As many of you have noticed, there’s been a lot of criticism of empathy in the news lately. Elon Musk, for example, sites empathy as threatening western civilization (no surprise, his type of autism is defined largely by a lack of mirror neurons, as can be observed in his interest, behavior, and decisions). I heard an evangelical pastor on a podcast this week who stated flatly that empathy is a “sin” (anything you hear someone throw out this word a red flag should go up) and that it leads to Jezebel wives who will infiltrate and destroy good Christian families. None of this surprises me: for years, anytime I’ve tried to connect with MAGA republicans, my most frequent observation is a completely lack of empathy for anyone outside of their tribe. As long as something didn’t directly (and obviously) affect them, why give a shit?

I could discuss the right wing’s general lack of empathy in excruciating detail but I’ll leave that for another day (and pot of coffee).

I’m the last person to suggest empathy doesn’t come with its downsides, especially when one has it at super human levels. I can’t walk into a public place without having to forcefully shut out the cacophony of emotions spilling out from everyone around me. This wasn’t automatic when I was younger. Autistic overstimulation anyone?

Here are just a few, briefly described, ways empathy has negatively impacted my life (especially or specifically when I was younger and less mature in my ability to consciously control it):

  • Difficulty differentiating my own emotions from other peoples.
  • Propensity towards putting other people’s thoughts, feelings, and needs before my own.
  • Heightened need to avoid conflict or, in general, social situations where others are experiencing negative emotions.
  • Regular anxiety about what other people think and feel about me, especially when a) they’re not around and b) they have some level of perceived control over the quality of my life.
  • Being more easily manipulated by people who, whether consciously or subconsciously, target me as an easy mark.

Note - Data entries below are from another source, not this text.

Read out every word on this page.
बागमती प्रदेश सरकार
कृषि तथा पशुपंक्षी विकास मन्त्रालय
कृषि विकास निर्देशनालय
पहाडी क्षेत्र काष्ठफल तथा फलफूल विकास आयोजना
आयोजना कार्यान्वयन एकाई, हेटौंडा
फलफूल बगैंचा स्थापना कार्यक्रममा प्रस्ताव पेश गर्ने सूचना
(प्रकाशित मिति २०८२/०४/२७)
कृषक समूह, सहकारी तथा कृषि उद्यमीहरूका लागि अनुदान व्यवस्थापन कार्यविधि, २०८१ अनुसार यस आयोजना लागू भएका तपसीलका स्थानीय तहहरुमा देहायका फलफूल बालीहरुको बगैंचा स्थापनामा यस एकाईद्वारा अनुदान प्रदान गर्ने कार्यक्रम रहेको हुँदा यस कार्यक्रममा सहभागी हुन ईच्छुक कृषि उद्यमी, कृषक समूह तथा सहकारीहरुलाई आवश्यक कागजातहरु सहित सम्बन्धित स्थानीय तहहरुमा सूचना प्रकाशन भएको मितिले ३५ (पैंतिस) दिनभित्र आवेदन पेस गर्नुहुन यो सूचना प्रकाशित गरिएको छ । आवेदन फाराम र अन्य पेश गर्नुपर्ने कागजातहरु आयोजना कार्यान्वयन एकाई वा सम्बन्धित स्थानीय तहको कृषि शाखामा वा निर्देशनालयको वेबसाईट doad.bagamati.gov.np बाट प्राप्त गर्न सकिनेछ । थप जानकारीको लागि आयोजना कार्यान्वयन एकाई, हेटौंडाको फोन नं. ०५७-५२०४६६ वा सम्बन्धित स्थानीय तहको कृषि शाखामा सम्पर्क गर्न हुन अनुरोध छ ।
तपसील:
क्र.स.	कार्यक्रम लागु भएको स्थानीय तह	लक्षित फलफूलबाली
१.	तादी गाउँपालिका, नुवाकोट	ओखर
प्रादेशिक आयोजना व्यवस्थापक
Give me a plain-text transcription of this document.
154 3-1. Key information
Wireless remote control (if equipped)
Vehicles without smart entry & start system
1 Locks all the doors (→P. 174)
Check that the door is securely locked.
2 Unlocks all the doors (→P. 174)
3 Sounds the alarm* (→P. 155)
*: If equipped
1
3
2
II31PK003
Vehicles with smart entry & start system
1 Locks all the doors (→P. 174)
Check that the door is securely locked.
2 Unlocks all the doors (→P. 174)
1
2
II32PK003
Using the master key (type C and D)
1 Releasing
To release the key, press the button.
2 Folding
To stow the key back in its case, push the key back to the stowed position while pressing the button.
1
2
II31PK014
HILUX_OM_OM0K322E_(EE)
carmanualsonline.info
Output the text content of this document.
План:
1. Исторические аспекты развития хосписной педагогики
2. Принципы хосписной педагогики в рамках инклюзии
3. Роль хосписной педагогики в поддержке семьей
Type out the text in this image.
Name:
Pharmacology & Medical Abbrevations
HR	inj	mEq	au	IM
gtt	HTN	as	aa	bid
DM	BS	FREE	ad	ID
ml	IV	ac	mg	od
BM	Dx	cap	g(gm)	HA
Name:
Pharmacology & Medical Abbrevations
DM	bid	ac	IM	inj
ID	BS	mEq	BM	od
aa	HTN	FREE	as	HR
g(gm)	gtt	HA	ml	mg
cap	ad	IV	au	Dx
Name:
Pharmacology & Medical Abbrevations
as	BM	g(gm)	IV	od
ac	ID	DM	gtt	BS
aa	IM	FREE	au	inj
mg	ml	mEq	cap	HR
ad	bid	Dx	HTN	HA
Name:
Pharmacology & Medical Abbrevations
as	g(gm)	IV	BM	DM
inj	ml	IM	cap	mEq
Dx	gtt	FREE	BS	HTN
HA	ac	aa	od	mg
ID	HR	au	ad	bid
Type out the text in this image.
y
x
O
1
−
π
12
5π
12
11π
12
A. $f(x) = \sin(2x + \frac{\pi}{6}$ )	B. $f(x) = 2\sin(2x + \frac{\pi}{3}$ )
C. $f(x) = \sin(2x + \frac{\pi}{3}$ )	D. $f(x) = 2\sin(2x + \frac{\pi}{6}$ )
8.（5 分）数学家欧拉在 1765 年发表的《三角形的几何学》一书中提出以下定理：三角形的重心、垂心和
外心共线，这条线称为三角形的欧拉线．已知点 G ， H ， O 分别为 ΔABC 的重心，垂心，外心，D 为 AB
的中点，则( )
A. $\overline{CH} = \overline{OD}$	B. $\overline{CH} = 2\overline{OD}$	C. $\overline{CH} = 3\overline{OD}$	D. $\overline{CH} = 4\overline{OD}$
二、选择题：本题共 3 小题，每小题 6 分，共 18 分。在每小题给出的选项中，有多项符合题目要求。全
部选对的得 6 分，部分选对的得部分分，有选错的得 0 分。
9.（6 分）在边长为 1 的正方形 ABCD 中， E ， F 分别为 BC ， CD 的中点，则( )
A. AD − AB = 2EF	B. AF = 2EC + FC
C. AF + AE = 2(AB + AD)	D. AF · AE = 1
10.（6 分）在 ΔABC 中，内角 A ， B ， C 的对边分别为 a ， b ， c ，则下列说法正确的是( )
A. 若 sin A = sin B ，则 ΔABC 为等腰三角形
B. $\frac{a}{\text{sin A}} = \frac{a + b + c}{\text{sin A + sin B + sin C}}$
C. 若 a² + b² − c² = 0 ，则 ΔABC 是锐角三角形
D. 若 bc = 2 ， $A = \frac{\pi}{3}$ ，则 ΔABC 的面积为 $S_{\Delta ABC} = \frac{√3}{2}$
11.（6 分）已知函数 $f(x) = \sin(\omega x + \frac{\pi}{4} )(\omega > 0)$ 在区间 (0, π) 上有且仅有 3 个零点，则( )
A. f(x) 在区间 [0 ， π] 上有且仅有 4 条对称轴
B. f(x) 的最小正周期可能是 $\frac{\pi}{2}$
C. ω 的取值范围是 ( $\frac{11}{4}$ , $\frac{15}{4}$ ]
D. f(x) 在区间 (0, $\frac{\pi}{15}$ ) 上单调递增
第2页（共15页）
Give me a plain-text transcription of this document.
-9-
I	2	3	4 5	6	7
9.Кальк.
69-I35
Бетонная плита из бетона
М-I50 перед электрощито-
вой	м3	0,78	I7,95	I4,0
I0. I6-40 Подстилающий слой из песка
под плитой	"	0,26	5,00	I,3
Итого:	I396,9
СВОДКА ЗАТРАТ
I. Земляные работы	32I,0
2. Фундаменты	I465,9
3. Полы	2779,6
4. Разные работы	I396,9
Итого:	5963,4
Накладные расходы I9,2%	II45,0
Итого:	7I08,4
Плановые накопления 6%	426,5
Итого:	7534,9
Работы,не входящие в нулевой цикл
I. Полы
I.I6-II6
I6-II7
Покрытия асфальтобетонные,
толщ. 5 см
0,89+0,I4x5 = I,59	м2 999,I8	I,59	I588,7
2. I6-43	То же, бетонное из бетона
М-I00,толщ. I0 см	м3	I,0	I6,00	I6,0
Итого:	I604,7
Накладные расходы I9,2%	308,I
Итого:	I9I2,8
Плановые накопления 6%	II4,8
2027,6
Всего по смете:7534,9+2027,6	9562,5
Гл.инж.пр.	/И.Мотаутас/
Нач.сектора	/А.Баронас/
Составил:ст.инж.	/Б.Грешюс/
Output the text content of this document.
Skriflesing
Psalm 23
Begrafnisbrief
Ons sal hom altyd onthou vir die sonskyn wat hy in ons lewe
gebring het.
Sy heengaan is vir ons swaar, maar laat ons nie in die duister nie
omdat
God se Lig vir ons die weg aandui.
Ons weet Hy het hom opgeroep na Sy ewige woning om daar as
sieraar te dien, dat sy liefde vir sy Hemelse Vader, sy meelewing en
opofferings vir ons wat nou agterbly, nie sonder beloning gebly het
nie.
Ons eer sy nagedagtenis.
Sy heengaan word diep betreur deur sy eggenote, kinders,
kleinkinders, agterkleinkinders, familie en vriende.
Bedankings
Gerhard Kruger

And that’s just a a few. So yeah, I can see how someone might automatically assume empathy is not just a weakness, but maybe even a “sin”—especially men who for some reason think being an Alpha male willing to destroy anyone that gets in their way. But, as with many a conservative view, this is short sighted, black and white thinking. Empathy also has many positive traits:

  • Social bonding.
  • Ability to stand up for social justice issues, even ones that don’t directly benefit oneself.
  • Ability to positively influence others in a way that also results in positive results in one’s own life.
  • Improved ability to work well with others, both as a leader and a team member.
  • Heightened communication skills.
  • A leaning towards peaceful diplomatic skills.
  • Heightened intimacy.
  • Great sex!

The White House just posted on Facebook that ICE has arrested someone for distributing Fentanyl. They end the post by bragging that they’d made the woman cry. Let’s forget, for a moment, to ask ourselves the very real question: did she really do what they’ve accused her of? That’s a different conversation regarding appropriate use of law enforcement. What’s of interest to me is the need to brag about making someone cry. Honestly, the last time I saw this kind of behavior was in middle school by two bullies that decided to spend a week beating the shit out of me while my school mates ignored it for fear of retribution. It’s a prime example of what happens when someone lacks empathy and it’s not, in my experience, a character trait most people have any respect for. Those without empathy tend to be bullies, narcissist, cheaters, liars, con artists, and abusers. They’re not my kind of people. And they shouldn’t be yours either.